Play a Day: Before Evening Comes

Philana Omorotionmwan
Last April I decided to read a play a day from those posted at New Play Exchange, a program of the National New Play Network. The result was joining a community of new writers across America, learning a great deal about where the work is being created, and how good so much of it is. It was an inspiring experience, and I look forward to experiencing (at least) thirty great new plays in this brief period of time.

Whether I can actually manage the time necessary to read a play a day, and comment upon it, in addition to all other responsibilities is another matter.

For Easter Sunday I read Before Evening Comes by Philana Imade Omorotionmwan, an impending graduate of Ohio University's MFA in Playwriting Program. (Bobcats, represent.)

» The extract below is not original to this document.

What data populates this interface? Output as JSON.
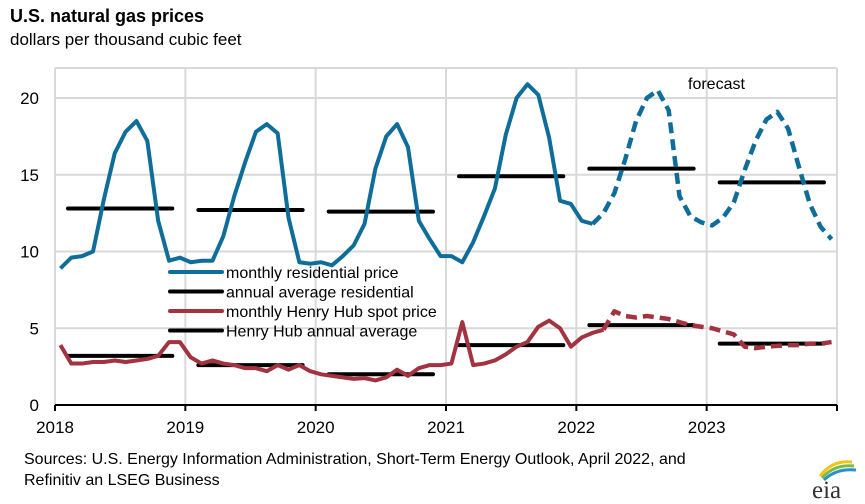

A Dystopian parable, set in a near-future where all African-American men are legal bound to make a very specific sacrifice to maintain their own survival. In days past, those enslaved told of people who could fly (and escape their captors) and that story is wound up in this, a moving and lyric tale of the men who are complicit in the system and the women who sacrifice everything to save their children from it.

This year I have been reflecting on my own life, as I turn fifty in July. As the morning paper reminds me, in three days it will be the fiftieth anniversary of the murder of Dr. King. The world has moved forward in the past half-century, and yet today it feels as though it is spinning backward, or that it's never moved.